Irony: No deduction when one is deserved
By Dawn Hewitt
As I was writing this story, I went to www.paymonroe.com, the Monroe County treasurer’s new Web portal for viewing and paying tax bills, to figure out how much my own mortgage deduction was saving me. I’ve had a mortgage since 1992, so I expected to see $3,000 on the mortgage deduction line, then would be able to multiply that by the local tax rate.
Lo and behold, there was a zero on that line — the exact opposite problem of the gentleman I was writing about.
The next day, I visited the Monroe County auditor’s office. They determined that I had been getting the deduction until my 2006 tax bill, paid in 2007, and then the deduction was dropped for reasons that are unclear — except that 2007 was the year the office updated its software, said Susie Johnson, a customer service rep in the auditor’s office.
The last time I refinanced was in 2003, and at that time, I re-filed for the mortgage deduction. At least, I think I did.
Because the problem was not my fault, the auditor’s office agreed to pay me what I was due, plus interest, but only for the past three years and only if I could produce the filing receipt — which I can’t seem to find.
If I had been paying closer attention to my property tax bills since 2007, I might have noticed that I wasn’t getting a deduction I deserved that would lower my bill by about $42 per year.
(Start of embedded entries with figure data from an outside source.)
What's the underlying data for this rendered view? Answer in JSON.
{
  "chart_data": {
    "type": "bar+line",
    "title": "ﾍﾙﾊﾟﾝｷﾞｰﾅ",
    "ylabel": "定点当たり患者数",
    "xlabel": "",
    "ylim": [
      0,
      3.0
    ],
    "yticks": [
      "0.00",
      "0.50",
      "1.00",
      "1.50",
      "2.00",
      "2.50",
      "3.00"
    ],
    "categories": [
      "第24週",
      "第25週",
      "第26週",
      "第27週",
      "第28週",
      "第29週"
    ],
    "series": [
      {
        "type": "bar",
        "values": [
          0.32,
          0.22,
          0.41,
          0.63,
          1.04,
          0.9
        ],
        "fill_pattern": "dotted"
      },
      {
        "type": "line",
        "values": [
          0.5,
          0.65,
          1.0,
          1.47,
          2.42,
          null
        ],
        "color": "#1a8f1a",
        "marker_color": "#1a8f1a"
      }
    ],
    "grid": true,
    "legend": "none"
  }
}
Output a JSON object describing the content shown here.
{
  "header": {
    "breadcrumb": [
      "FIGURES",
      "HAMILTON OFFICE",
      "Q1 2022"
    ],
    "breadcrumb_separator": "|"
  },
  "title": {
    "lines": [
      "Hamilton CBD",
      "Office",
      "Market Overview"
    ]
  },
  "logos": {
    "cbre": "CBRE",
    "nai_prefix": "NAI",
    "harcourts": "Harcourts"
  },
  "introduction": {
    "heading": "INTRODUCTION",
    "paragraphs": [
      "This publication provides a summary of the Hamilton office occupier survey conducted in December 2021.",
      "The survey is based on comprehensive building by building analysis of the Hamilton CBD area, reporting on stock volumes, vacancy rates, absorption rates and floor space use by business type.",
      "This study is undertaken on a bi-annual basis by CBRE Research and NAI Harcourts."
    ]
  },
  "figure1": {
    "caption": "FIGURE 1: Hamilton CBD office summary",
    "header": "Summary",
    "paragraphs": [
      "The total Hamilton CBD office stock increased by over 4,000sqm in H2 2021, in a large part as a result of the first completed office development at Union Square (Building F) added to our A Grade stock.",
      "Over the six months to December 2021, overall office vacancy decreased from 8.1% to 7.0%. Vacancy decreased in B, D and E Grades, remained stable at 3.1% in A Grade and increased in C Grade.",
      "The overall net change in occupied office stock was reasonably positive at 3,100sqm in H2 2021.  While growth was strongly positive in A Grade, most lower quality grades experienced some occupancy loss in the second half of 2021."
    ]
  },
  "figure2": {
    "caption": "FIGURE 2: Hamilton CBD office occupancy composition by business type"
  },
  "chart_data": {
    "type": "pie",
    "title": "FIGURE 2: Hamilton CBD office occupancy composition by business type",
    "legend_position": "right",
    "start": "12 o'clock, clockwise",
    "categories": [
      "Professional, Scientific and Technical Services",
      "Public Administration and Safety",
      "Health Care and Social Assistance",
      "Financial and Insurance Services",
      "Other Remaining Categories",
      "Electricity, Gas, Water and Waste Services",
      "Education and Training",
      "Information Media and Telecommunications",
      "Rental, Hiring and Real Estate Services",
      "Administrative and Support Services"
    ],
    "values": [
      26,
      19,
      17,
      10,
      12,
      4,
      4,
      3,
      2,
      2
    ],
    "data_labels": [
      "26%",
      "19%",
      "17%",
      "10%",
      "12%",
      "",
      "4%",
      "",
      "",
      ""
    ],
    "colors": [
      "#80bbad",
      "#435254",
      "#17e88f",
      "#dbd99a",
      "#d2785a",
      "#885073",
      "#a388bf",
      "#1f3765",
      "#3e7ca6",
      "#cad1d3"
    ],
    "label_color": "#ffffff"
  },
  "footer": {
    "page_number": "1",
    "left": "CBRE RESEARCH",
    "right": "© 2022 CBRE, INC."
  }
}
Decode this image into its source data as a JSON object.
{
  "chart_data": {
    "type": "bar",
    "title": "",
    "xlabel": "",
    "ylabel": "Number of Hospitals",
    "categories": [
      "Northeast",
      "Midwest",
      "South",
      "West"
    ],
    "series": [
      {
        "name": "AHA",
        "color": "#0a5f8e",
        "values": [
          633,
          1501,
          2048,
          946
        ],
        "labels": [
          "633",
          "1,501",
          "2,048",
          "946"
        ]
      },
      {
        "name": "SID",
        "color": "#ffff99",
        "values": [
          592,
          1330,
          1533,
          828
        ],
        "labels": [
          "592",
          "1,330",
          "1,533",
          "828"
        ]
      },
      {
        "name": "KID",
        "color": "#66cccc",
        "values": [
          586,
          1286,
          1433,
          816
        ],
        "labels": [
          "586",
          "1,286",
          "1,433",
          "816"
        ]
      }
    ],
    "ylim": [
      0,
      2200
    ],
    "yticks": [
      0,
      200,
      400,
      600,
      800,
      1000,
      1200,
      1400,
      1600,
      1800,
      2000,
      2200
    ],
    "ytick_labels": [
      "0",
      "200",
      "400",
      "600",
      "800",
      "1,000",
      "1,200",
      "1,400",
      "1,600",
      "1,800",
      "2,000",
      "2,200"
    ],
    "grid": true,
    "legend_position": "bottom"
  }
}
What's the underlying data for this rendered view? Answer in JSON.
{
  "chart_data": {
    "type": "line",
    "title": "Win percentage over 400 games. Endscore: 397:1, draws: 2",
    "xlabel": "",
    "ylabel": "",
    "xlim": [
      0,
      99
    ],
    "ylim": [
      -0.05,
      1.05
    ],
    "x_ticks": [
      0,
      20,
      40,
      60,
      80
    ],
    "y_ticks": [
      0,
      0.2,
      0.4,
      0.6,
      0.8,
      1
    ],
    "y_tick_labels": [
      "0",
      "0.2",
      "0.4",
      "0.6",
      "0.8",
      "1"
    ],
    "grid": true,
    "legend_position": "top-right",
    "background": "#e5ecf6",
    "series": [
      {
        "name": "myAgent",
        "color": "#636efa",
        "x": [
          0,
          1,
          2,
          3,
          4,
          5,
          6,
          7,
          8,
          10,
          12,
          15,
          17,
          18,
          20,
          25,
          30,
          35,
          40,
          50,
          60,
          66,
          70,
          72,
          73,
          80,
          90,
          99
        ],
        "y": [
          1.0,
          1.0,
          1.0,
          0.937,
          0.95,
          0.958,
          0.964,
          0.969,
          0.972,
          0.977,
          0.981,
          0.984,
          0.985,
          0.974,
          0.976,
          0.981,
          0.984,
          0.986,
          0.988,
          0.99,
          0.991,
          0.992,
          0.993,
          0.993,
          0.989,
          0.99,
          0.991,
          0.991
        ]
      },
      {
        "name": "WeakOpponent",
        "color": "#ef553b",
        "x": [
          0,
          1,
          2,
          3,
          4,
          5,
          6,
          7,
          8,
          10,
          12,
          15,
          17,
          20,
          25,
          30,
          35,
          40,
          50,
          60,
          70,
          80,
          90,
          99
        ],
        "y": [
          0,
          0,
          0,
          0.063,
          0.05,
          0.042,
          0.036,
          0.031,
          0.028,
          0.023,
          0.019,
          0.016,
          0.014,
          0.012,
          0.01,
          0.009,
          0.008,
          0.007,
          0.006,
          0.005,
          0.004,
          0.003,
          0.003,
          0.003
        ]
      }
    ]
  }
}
Five years, 40 bucks, that’s $200 I overpaid in property taxes!
If you refinance your home or pay off your mortgage, make sure the change is filed with the Monroe County auditor’s office. And when you get your property tax bill each year, look carefully at all the listed deductions and exemptions. Make sure you’re getting the tax breaks you deserve — and none you don’t.
Monroe County property owners can have a look at their own detailed property tax bills at www.paymonroe.com.